Longitudinals—The whole surface is roughened by rather coarse oblique lines of growth, which on the upper whorls appear as oblique, reticulating ribs. The color of the shell is white, with a translucent calcareous layer over nacre. The spire is rather high and scalar. The apex is a little flattened down and rounded. The minute rounded embryonic 11 whorls scarcely rise above the level. The six whorls show a rather rapid increase, with a narrow flat shelf below the suture, thence sloping flatly to the shoulder carina, from which point the contour line descends perpendicularly. The base of the shell is inflated at the edge and flattened in the middle. The suture is deeply impressed between the narrow flat shelf below and the overhanging carina above. The aperture is slightly oblique, but with a perpendicular columella, round, and nacreous within. The outer lip is thin, transparently porcelaneous on the edge, but thickened by nacre within. The columellar region of the inner lip is perpendicular, rounded within the aperture, advancing to a sharp point in front, slightly reverted but not appressed, having a small open furrow and a minute umbilical chink behind it.

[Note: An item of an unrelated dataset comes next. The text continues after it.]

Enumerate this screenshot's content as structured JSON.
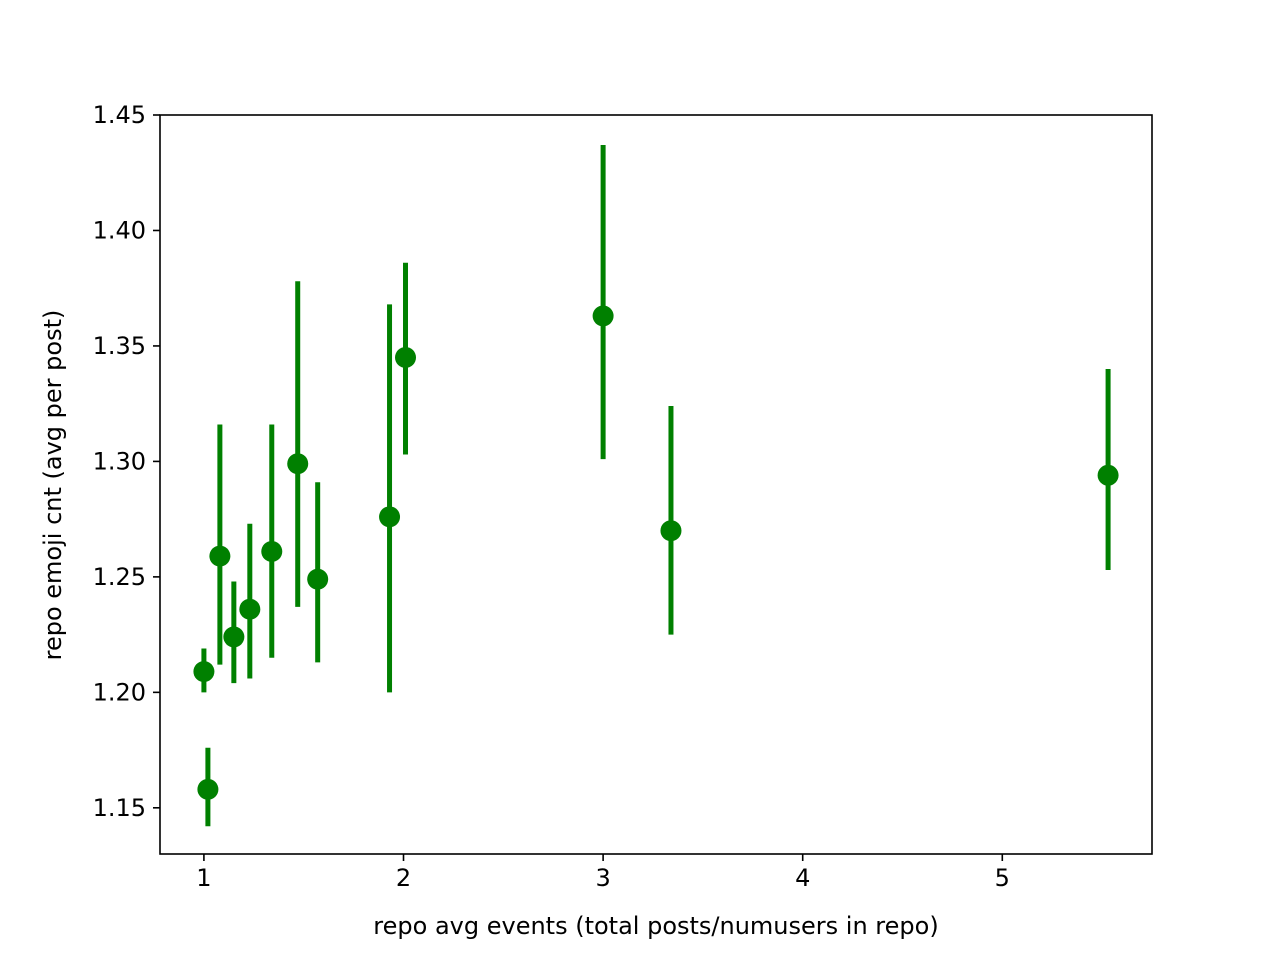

This species extremely resembles Calliostoma occidentale (Mighels & C. B. Adams, 1842), but it is smaller and broader in proportion, with a less high spire. The apex is not sharp and projecting, but flattened down and rounded. The whorls are much more scalar, and of more rapid increase. The base is more tumid on its outer edge and more rounded. The apex is ornamented with a microscopic and quite irregular inlaid work of angular depressions, parted by very narrow interrupted raised lines. Whereas in that species the ornamentation is like honeycomb, with relatively large, nearly regular hexagonal pits and raised flat
borders. The threads on the base are approximate, not parted in the middle by a smooth zone, and the columellar region of the inner lip is not appressed as in that species. The outer lip, too, is thickened within by the layer of nacre. ( Watson.)

==Distribution==
This marine species occurs off Puerto Rico and in the Atlantic Ocean off Georgia, USA, at depths between 713 m and 805 m.